So Christmas has just passed and as usual I felt the (now mild) annoyance and inconvenience I always feel at this time of year. Everything is so much busier, there’s pressure to attend more events, people spend money they can’t afford, prices on things go up, we are bombarded by Xmas themed crap everywhere we go and worst of all – people put expectations on us and we can be judged harshly if we don’t comply.
For some it might be great to get some public holidays and others might get a thrill out of decorating their houses, but generally Xmas and other such holidays are a giant multi billion dollar commercial venture. For me it begs the question – What does it all really mean? There is so little in society that seems sacred anymore.
I think by now that it’s pretty well known (and if it isn’t for you, read on) that Xmas as with all Christian celebrations and holidays, are based on ancient Pagan practices.
The pagan celebration of Litha – is between December 21st-22nd to mark the Summer Solstice and honour the Sun. It’s the longest day of the year and a time of celebrating the abundant harvest, a time to be thankful for all the abundance in our lives. At Litha we celebrate fertility, growth, success, power/energy, creativity, prosperity and Mother Nature.
I confess I don’t know much about the Christian celebration of Christmas as it has never in my whole life interested me but I suspect many others don’t know the real meaning of it either. So where is the sacredness?
Time off, presents and time hanging with family sounds pretty awesome but how do you actually FEEL when you indulge in these activities? Are you thinking about Jesus? Or are you just thinking about having some time off? The fact is that in this day and age I think Australia being described as a ‘Christian Country’ is way outdated and in reality, most people just want to spend a day hanging with their loved ones.
So my next question is….If you don’t actually believe in the institution of Christmas – why are you still observing it? Is it because that is how you were brought up? Is it because you are buying into societal beliefs? Is it because you feel like an asshole if you don’t buy your kids presents knowing that they have been working on their Xmas wish list? Or is it that you just love it for reasons you don’t need to explain?

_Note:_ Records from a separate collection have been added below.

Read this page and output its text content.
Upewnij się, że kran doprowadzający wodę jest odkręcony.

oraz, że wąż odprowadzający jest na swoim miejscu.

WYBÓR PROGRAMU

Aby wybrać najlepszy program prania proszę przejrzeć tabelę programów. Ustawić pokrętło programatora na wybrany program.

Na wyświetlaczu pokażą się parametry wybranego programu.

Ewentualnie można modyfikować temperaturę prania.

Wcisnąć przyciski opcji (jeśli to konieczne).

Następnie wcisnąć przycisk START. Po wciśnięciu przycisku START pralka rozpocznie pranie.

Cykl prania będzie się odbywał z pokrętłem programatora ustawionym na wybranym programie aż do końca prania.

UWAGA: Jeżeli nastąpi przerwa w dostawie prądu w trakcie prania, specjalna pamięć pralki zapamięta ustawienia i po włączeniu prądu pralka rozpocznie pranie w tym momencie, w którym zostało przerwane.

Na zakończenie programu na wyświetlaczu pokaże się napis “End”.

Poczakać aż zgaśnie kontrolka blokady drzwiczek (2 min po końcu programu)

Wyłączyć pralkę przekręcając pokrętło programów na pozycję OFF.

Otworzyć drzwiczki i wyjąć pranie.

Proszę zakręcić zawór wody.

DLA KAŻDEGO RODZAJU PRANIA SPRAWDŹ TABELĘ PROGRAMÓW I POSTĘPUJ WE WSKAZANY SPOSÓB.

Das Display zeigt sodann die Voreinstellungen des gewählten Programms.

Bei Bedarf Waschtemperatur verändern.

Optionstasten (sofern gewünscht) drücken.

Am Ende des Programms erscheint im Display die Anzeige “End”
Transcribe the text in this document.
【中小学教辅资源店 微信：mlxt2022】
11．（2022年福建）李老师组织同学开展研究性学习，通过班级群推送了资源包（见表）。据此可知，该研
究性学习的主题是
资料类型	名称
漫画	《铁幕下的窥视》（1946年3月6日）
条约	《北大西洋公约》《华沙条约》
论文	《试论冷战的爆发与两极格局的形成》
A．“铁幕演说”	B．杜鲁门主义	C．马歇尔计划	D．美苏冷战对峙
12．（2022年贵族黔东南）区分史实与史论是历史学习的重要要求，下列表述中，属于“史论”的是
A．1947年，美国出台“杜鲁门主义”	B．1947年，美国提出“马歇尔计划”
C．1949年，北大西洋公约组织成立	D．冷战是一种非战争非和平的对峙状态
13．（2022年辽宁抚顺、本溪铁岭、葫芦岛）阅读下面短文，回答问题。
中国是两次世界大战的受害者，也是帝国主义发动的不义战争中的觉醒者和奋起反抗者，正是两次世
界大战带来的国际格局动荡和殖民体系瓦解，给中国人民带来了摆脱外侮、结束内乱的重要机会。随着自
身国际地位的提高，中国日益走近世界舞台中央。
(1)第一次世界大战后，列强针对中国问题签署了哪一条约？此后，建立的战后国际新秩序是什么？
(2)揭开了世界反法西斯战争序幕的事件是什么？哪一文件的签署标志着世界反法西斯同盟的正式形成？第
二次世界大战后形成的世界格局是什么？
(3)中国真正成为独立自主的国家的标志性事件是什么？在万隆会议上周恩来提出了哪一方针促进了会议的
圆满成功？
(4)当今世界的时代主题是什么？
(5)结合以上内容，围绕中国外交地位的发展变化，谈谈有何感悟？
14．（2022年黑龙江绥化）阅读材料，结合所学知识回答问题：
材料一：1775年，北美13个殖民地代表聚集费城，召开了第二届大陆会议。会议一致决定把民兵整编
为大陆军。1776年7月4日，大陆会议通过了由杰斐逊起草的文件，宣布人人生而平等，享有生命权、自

For me it is familiar traditions and an expectation from my children. I was brought up celebrating Xmas. There was no religion whatsoever but there was visitors and celebrating all day – as well as lot’s of presents which is all we cared about as children. Other then a piss up for the adults and seeing family there was no meaning to the day. As I got older and became more embedded in my own faith I started to resent the commercialism and expectations placed on me. I wanted to celebrate what I believed in and create my own traditions for my family.
So about 20 years ago I started to do both – I followed the beliefs of my Pagan faith celebrating this time of fertility and the harvest with an abundant feast with friends and family. Then on Xmas day I’d hang with my family doing what we’ve always done – eat, drink and be merry.
About 5 years ago I informed the family that I wouldn’t be even doing a tree or decorations anymore on Xmas day (even though my tree was black!), or chocolate and presents at Easter, or any other kind of Christian celebration – and the reaction I got from my grown children was pretty incredible. To this day they call me the ‘wrecker of Xmas’
To compensate I make us a beautiful Summer Solstice/Xmas altar each year with everything I wish for my family on it, and they all secretly love it.
At the end of the day, there are always reasons as to why people celebrate the way they do and we must not judge them, but understand them.
And in understanding others we can better understand ourselves. I celebrated Xmas and Easter for most of my life because that’s what I was brought up with, and I loved it – until I didn’t because it just didn’t feel right anymore.
These days I am more interested in daily acts of love (instead of making 2 times a year special) and connection as well as honouring the Wheel of the Year with the Sabbats as they remind us to stay in tune with the Earth and her cycles.
I understand first hand how hard it can be to separate yourself from traditions you have been following from childhood, but if they do not resonate with your soul then is it time to let go?